4. A synchronous motor installed at the end of a transmission line is operating at lagging power factor. With the fall in supply voltage, the power factor of the synchronous motor will

(a) go down.
(b) improve.
(c) remain unchanged.
(d) none of these.

5. A synchronous motor operates at 0.8 pf lagging. If the field current of the motor is continuously increased

(a) the power factor decreases upto a certain value of the field current and there-after it increases.
(b) the armature current increases upto a certain value of the field current and thereafter it decreases.
(c) the power factor increases upto a certain value of field current and thereafter it decreases.
(d) the armature current decreases upto a certain value of field current and there after it increases.
(e) both (c) and (d). [GATE E.E. 1993]

6. Stability of a synchronous motor with the increase in excitation.

(a) increases
(b) decreases
(c) remains unaffected

7. Armature reaction in a synchronous motor at rated voltage and zero power factor (lead) is

(a) magnetising.
(b) cross-magnetising.
(c) both magnetising and cross-magnetising.
(d) demagnetising. [A.M.I.E. Sec B. Elec. Machines Winter 1994]

8. The torque angle of a synchronous machine operating from a constant voltage bus is usually defined as the space angle between

(a) rotor mmf wave and stator mmf wave.
(b) rotor mmf wave and resultant flux density wave.
(c) stator mmf wave and resultant flux density wave.
(d) stator mmf wave and resultant mmf wave. [GATE E.E. 1992]

9. A synchronous motor will deliver maximum power when

(a) load angle is equal to internal angle θ.
(b) input power factor is unity.
(c) load angle is 45°.
(d) load angle is 0°. [A.M.I.E. Sec B Elec. Machines Winter 1996]

10. A synchronous motor with negligible armature resistance runs at a load angle of 20° at the rated frequency.

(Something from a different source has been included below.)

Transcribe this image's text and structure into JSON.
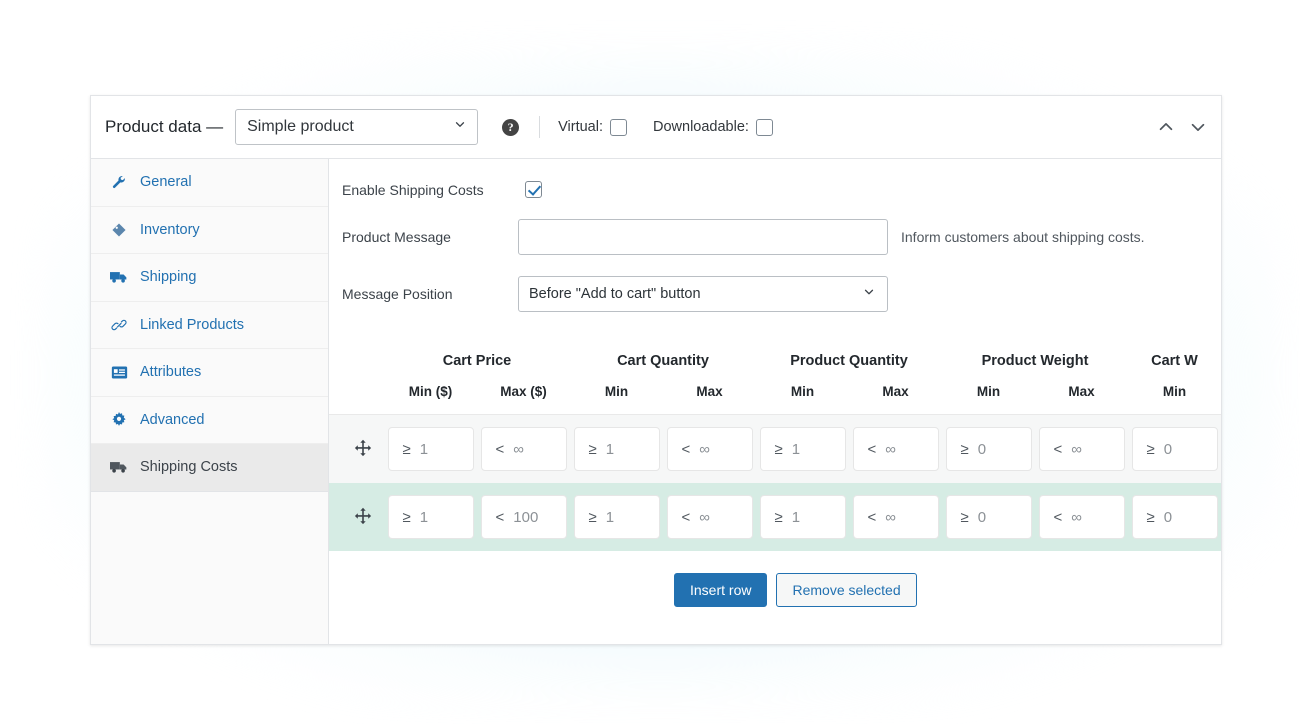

If supply frequency is increased by 10%, keeping other parameters constant, the new load angle will be

(a) 16°
(b) 18°
(c) 20°
(d) 22° [U.P.S.C. I.E.S. E.E.-II, 1999]

11. The power developed by a synchronous motor for constant supply voltage and constant excitation will be maximum when load angle δ is

(a) 90°
(b) 0°
(c) slightly less than 90°.
(d) slightly more than 90°.

12. For a given developed power, a synchronous motor operating from a constant voltage and constant frequency supply, will draw the minimum and maximum armature currents, I_min and I_max respectively, corresponding to

(a) I_min at unity pf, but I_max at zero pf.
(b) I_max at unity pf, but I_min at zero pf.
(c) both I_min and I_max at unity pf.
(d) both I_min and I_max at zero pf.

13. An inverted V-curve of synchronous motor shows the variation of

(a) power factor and de excitation at constant load.
(b) supply voltage and field current at constant excitation.
(c) power factor and supply voltage during hunting.
(d) supply voltage and excitation current at constant load. [I.E.S. E.E.-II, 1992]

14. Synchronous capacitor is

(a) an ordinary static capacitor bank.
(b) an overexcited synchronous motor driving mechanical load.
(c) an overexcited synchronous motor without mechanical load.
(d) none of the above. [A.M.I.E. Sec B. Electrical Machines Winter 1993]

15. An induction motor and synchronous motor are connected to a common feeder line. To operate the feeder line at unity pf, the synchronous motor should be

(a) under-excited.
(b) over-excited.
(c) normally excited.
(d) disconnected from the common terminals. [I.E.S. E.E.-II 2000]

16. Synchronous condensers, when operated at power factor ranging from lagging through unity to leading for voltage control, are called the

(a) voltage boosters.
(b) synchronous reactors.
(c) mechanical synchronisers.
(d) none of the above.

17. The power factor of a synchronous motor

(a) improves with increase in excitation and may even become leading at higher excitation.
(b) decreases with increase in excitation.
(c) is independent of excitation.
(d) increases with loading for a given excitation. [I.E.S. E.E.-II, 2002]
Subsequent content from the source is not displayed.